Vous êtes vous déjà réveillé un matin, en sursaut, de façon très brutale, avec des sueurs parce que vous pensiez tomber dans un immense trou noir? Que vous pensiez tomber dans le vide? Le néant? Je suis sure que oui. Cette sensation tout le monde l'a vécu déjà au moins une fois dans sa vie sans vraiment pouvoir l'expliquer.

Selon des neurologues, il s'agirait d'un décalage entre l'endormissement des muscles et celui du cerveau lorsque l'on passe du sommeil léger à profond. Cependant, si le relâchement des muscles est plus rapide que celui du cerveau, celui-ci aura l'impression de tomber, de perdre le contrôle et enverra une décharge pour contracter les muscles ... enfin ... c'est ce que dis Wikipédia.

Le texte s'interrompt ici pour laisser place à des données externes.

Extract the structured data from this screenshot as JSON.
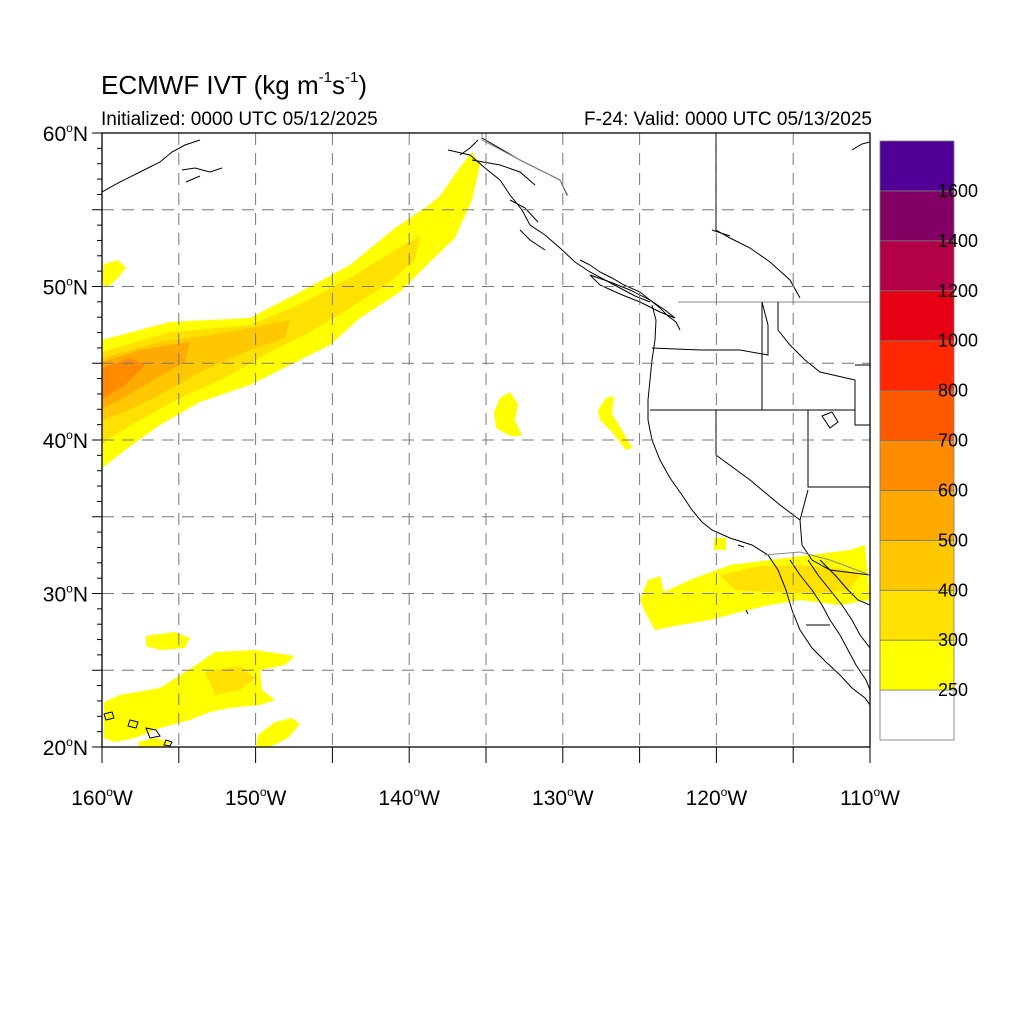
{
  "title": {
    "prefix": "ECMWF IVT (kg m",
    "exp1": "-1",
    "mid": "s",
    "exp2": "-1",
    "suffix": ")"
  },
  "subtitle_left": "Initialized: 0000 UTC 05/12/2025",
  "subtitle_right": "F-24: Valid: 0000 UTC 05/13/2025",
  "map": {
    "lon_range": [
      -160,
      -110
    ],
    "lat_range": [
      20,
      60
    ],
    "grid": true,
    "x_ticks": [
      {
        "lon": -160,
        "num": "160",
        "hem": "W"
      },
      {
        "lon": -150,
        "num": "150",
        "hem": "W"
      },
      {
        "lon": -140,
        "num": "140",
        "hem": "W"
      },
      {
        "lon": -130,
        "num": "130",
        "hem": "W"
      },
      {
        "lon": -120,
        "num": "120",
        "hem": "W"
      },
      {
        "lon": -110,
        "num": "110",
        "hem": "W"
      }
    ],
    "y_ticks": [
      {
        "lat": 60,
        "num": "60",
        "hem": "N"
      },
      {
        "lat": 50,
        "num": "50",
        "hem": "N"
      },
      {
        "lat": 40,
        "num": "40",
        "hem": "N"
      },
      {
        "lat": 30,
        "num": "30",
        "hem": "N"
      },
      {
        "lat": 20,
        "num": "20",
        "hem": "N"
      }
    ],
    "degree_symbol": "o"
  },
  "colorbar": {
    "levels": [
      "250",
      "300",
      "400",
      "500",
      "600",
      "700",
      "800",
      "1000",
      "1200",
      "1400",
      "1600"
    ],
    "colors": [
      "#ffffff",
      "#ffff00",
      "#ffe100",
      "#ffc800",
      "#ffaa00",
      "#ff8c00",
      "#ff5a00",
      "#ff2800",
      "#e60014",
      "#b40046",
      "#820064",
      "#500096"
    ]
  }
}
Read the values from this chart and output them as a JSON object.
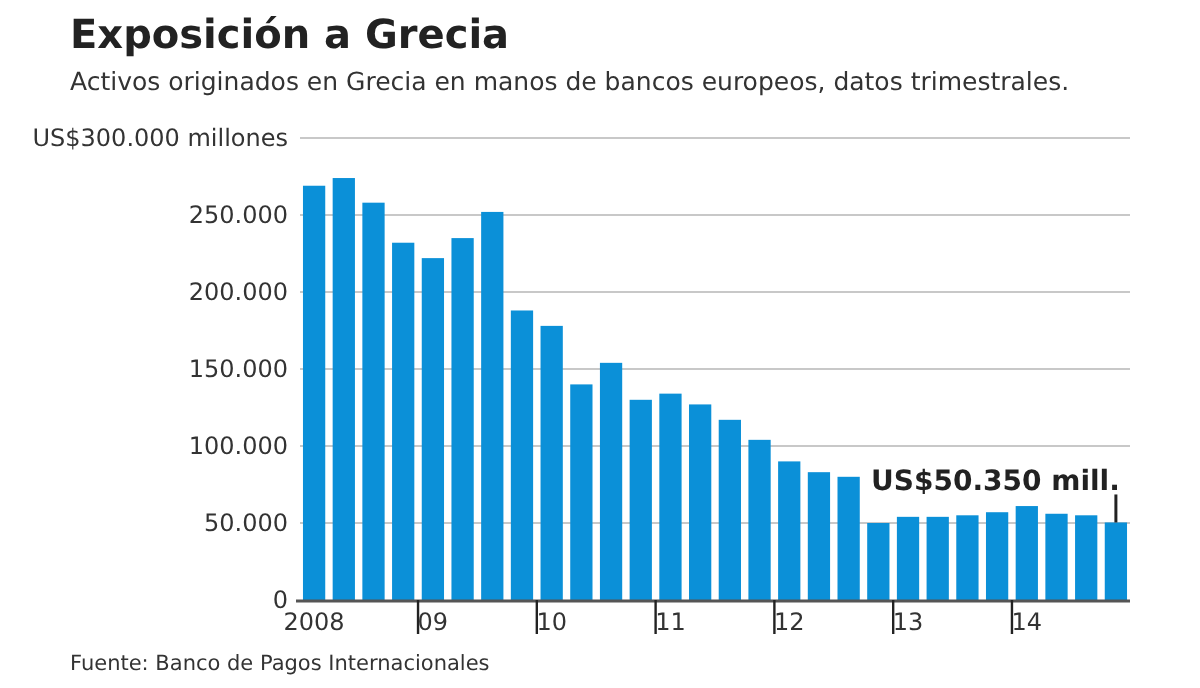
{
  "chart_data": {
    "type": "bar",
    "title": "Exposición a Grecia",
    "subtitle": "Activos originados en Grecia en manos de bancos europeos, datos trimestrales.",
    "categories": [
      "2008",
      null,
      null,
      null,
      "09",
      null,
      null,
      null,
      "10",
      null,
      null,
      null,
      "11",
      null,
      null,
      null,
      "12",
      null,
      null,
      null,
      "13",
      null,
      null,
      null,
      "14",
      null,
      null,
      null
    ],
    "values": [
      269000,
      274000,
      258000,
      232000,
      222000,
      235000,
      252000,
      188000,
      178000,
      140000,
      154000,
      130000,
      134000,
      127000,
      117000,
      104000,
      90000,
      83000,
      80000,
      50000,
      54000,
      54000,
      55000,
      57000,
      61000,
      56000,
      55000,
      50350
    ],
    "color": "#0b90d8",
    "ylim": [
      0,
      300000
    ],
    "yticks": [
      {
        "value": 0,
        "label": "0"
      },
      {
        "value": 50000,
        "label": "50.000"
      },
      {
        "value": 100000,
        "label": "100.000"
      },
      {
        "value": 150000,
        "label": "150.000"
      },
      {
        "value": 200000,
        "label": "200.000"
      },
      {
        "value": 250000,
        "label": "250.000"
      },
      {
        "value": 300000,
        "label": "US$300.000 millones"
      }
    ],
    "grid": "y",
    "annotations": [
      {
        "text": "US$50.350 mill.",
        "y": 50350
      },
      "Fuente: Banco de Pagos Internacionales"
    ]
  }
}
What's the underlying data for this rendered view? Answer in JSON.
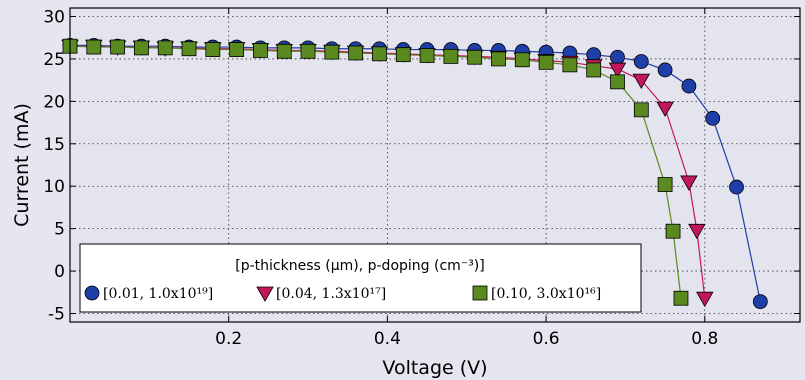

Cette sensation m'arrive très fréquemment, beaucoup plus souvent ces derniers temps. Il faut dire avec tout ce qu'il se passe dans ma vie c'est assez logique qu'il y ait un décalage entre mon cerveau et ... tout le reste en fait.

Beaucoup de chose se sont produites en un laps de temps extrêmement court. Tellement court que je n'arrivais pas à passer à autre chose, à penser à autre chose. En fait, j'étais comme qui dirait emprisonnée entre le passé et le présent. Une pandémie mondiale, une rupture et abandon en « temps de guerre », la mort de mon tout premier animal de compagnie, un conflit qui a brisé ma relation avec ma sœur, des déceptions, de la distance, un changement de travail, l'abandon de ma mère au moment où j'en avais le plus besoin, la perte d'un enfant, le financier qui coule, ma meilleure amie qui me laisse tomber à son tour, un autre changement de travail, et le dernier mais pas des moindres, l'abandon de mon petit ami après un mariage et des semaines à me faire ghoster.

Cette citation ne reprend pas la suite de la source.